For most, the fingerprints won’t be an issue because – in my professional opinion – you ought to just put a case on. I know, I know: that hides part of the charm. All the same, you’re just one slip away from disaster.
Apple has done its best to minimize that, with a new display glass – which it’s calling Ceramic Shield – that’s much tougher than what other phones are currently using. It’s clever stuff, involving manipulating the glass until it forms crystals which lend extra strength. The result, combined with the new design, is a claimed 4x improvement in drop protection, and part of me really does want to trust that Ceramic Shield can prevent the Super Retina XDR display from cracking if I fumble it. All the same, the practical side of me will most likely apply a traditional screen protector just in case, not least because though drop protection is improved over last year’s iPhone, scratch resistance is not. In short, I won’t be drop testing this iPhone 12 Pro; we’ll just leave that to others.
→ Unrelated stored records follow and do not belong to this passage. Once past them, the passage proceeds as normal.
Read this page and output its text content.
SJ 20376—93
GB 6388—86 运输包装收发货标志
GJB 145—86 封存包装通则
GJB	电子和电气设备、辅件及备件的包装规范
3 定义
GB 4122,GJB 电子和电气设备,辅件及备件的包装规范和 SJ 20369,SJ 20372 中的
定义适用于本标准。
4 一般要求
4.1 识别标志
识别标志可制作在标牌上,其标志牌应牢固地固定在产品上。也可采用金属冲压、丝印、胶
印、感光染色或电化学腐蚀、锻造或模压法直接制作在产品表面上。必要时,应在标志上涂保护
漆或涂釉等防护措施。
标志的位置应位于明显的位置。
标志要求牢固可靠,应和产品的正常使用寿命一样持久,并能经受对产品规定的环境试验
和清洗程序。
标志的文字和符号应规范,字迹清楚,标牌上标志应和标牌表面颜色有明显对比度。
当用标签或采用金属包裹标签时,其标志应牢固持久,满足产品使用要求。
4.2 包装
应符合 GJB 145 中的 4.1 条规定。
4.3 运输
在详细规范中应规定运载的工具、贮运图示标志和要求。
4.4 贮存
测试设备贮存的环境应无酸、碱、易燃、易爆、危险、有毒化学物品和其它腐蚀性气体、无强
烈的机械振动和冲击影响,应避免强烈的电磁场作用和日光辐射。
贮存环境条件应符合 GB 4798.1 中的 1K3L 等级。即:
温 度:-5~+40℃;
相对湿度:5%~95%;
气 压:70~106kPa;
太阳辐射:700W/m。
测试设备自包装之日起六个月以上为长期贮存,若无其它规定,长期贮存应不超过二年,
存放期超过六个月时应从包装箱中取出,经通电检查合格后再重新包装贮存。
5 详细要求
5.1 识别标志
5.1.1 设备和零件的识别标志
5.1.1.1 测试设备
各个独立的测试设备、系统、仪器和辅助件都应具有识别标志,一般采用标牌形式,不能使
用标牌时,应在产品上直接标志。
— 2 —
On the back, the frosted tan-like glass is nicely paired with the gold band finish. Again, Apple claims this is the toughest glass on a smartphone, strengthened via an exclusive dual ion-exchange process. Combined with the design, it’s apparently twice as likely to survive a fall as last year’s iPhone. It also, of course, works with the new MagSafe for iPhone charging and accessory system.
While I’m focusing on the attention to detail here, I’d be remiss if I didn’t talk about the Apple logo on the back. Look at it in the right light, and you can see the logo’s etching glint much like a Rolex logo on a watch’s sapphire crystal. It’s not completely visible, except under just the right lighting conditions.
Finally there’s the camera bump, and though the Ultra Wide, Wide, Telephoto, flash, and LiDAR Camera may protrude, their tight cluster is starting to feel like a sports car’s gauges: letting people know that this thing means business. Camera performance is one of the biggest reasons people upgrade, after all, so the way the transparent square cut-out sits alongside the frosted glass feels like it draws just enough attention.
While the new blue finish may have seen the lion’s share of attention this time around, it’s how cohesive this new gold iPhone 12 Pro is that really catches the eye. Combine that with Apple’s now-legendary focus on design, and it’s not hard to see why looks alone could be driving sales this cycle. As for how the iPhone 12 Pro performs, we’ll have a full review very soon.